Sir Robin – who is a door tenant at 8 New Square and professor of intellectual property law at University College London – blamed in part the effect of technology in making it “so easy to pick stuff up and stick it down”, but put it down more to a change in the “culture of judgment-writing”.
He explained: “Everyone has almost come to expect long judgments. There is now no sense of shame in turning out a few hundred paragraphs where the job could have been done in around 80.
“Finally there is the sheer work pressure – it is easier to write long than short.”

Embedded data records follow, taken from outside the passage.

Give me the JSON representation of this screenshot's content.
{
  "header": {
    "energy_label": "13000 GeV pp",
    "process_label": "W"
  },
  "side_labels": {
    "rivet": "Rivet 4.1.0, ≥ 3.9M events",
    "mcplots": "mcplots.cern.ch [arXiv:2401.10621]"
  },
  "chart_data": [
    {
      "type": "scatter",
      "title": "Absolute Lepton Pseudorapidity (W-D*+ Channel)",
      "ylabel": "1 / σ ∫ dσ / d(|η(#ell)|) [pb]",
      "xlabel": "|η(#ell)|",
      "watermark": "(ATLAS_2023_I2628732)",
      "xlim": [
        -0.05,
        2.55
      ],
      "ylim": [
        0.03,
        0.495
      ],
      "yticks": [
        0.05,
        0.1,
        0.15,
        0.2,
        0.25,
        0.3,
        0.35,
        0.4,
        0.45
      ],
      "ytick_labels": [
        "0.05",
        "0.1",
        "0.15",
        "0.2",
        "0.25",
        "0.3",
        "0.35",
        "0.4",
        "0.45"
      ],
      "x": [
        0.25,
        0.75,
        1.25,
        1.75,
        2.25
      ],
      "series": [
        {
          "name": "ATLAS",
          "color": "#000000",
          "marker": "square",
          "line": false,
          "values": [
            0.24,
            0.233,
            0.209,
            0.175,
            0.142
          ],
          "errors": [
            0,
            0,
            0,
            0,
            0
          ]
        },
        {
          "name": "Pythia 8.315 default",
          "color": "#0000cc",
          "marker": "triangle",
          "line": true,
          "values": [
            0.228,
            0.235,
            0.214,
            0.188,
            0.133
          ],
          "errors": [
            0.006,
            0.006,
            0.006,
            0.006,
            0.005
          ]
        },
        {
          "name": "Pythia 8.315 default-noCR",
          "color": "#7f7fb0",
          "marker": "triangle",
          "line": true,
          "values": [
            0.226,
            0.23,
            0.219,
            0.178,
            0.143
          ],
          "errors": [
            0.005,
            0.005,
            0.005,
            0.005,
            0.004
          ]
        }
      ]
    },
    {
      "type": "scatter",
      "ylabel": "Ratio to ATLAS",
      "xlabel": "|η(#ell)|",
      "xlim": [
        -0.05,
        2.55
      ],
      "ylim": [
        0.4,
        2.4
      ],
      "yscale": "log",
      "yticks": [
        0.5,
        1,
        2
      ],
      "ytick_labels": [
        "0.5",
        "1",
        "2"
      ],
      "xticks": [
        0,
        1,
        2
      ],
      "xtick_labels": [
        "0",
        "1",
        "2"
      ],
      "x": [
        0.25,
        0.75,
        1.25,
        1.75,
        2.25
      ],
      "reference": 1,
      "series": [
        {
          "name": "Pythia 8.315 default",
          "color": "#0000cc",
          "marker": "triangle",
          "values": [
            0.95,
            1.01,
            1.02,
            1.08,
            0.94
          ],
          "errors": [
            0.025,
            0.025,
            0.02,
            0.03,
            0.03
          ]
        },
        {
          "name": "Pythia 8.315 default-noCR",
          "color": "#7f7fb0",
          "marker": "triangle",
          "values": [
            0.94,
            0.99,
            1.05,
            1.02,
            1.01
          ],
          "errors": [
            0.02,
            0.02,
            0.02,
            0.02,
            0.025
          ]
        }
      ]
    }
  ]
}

One solution, he suggested, was a judicial code for judgment-writing and gave it a “first shot”:
- Judgments should be as concise as reasonably possible;
- Keep sentences short. Never use two words where one will do;
- Beware subordinate clauses;
- Keep the number of authorities you cite down to what is necessary. You are not writing to show how clever or learned you are;
- If you quote from an authority, keep the quotation as short as possible. Seldom, if ever, use more than two sentences. The same applies when quoting from a key document;
- Keep your recital of facts to what is necessary;
- Avoid any detail that is not important;
- When you have done your first draft judgment, go over it and cut out unnecessary words or see if you can say something more succinctly;
- Then do it again;
- Empathise with your key readers – who are the parties;
- Eschew trying to lay down the law on the subject in hand for all future generations;
- The losing party is the more important and you need to cover each point he or she makes. But, save for the main point(s), all others only need brief mention and disposal. This is particularly true at first instance – do not let a large number of points lead to prolixity;
- Overall, try to make the whole thing at least readable, if not a page-turner.